In other instances, there is simply a difference in approach to corporate governance. A senior manager in the Shanghai office of a JV between a US advertising agency and a local firm said that the Chinese partner didn’t see any need to pay its half of the Sarbanes-Oxley compliance costs for which the US partner was liable.

Legal

There are all sorts of reasons to avoid litigation in emerging markets. The relative immaturity of the legislation or case law, particularly where commercial, property or insolvency laws are concerned; the glacial pace of legal process; and the uncertainty of the outcome in court. Better to have international arbitration clauses in contracts, though even then it can be a lottery as to whether they are recognised or enforceable. The European Bank for Reconstruction and Development gave a presentation with KPMG recently in which it advised delegates to be both principled and pragmatic when seeking redress, adding that “reconstructions, workouts and amicable solutions are the preferred route”.

It’s also imperative to think about how you can protect your intellectual property. Anyone in the business of making things other than luxury goods or easily-copied DVDs and software might think that this isn’t a real worry for them. Think again. An Economist Intelligence Unit report in 2004, Coming of Age: Multinational companies in China, said that there was a factory in China producing 100,000 rip-off Volkswagen Jettas. Almost incredible.

The perils of corruption and bribery loom large and companies will have to determine their policy at the outset, if only to avoid making early mistakes that become difficult or impossible to reverse out of. Managers whose companies are, by virtue of being subsidiaries of US companies, subject to the US Foreign Corrupt Practices Act would do well to remember that the discovery of any unacceptable practice is likely to result in US investigators being unleashed against almost the whole of the rest of the company, anywhere in the world.

Corporate governance

Different business cultures have different approaches to financial controls, which can create difficulties in trying to conduct due diligence in the acquisition process, as well as in the post-acquisition phase when local managers have the buyer’s big system imposed on them. Many of our following case studies make the point about the need to get local managers to buy into the process and again, that involves a process of building up trust as well as putting effort into training.

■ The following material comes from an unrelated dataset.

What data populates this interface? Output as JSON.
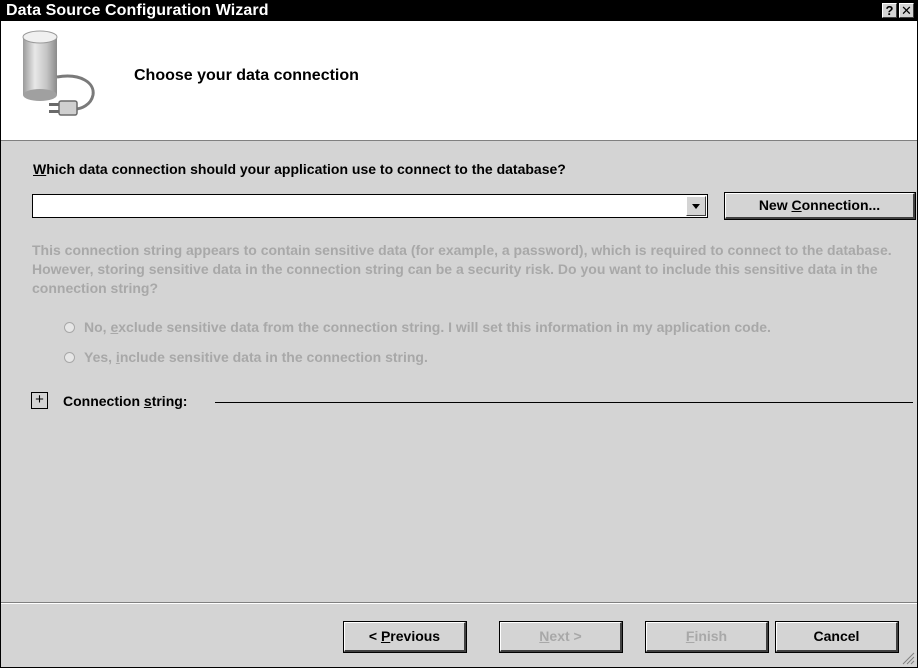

Easier said than done, though, as, in many jurisdictions, the role of finance – and the financial director – is seriously underdeveloped. Accounting often means little other than bookkeeping, usually for regulatory or tax purposes or to keep track of debtors. Apart from that, the books serve little purpose as part of the management decisionmaking process.

Of course, the biggest risk surrounding emerging markets may well be the risk of missing out altogether. Or as Malcolm Staff, managing director of Halifax Fan, puts it: “Leave your cultural mistrust at home. It hinders you from making decisions.”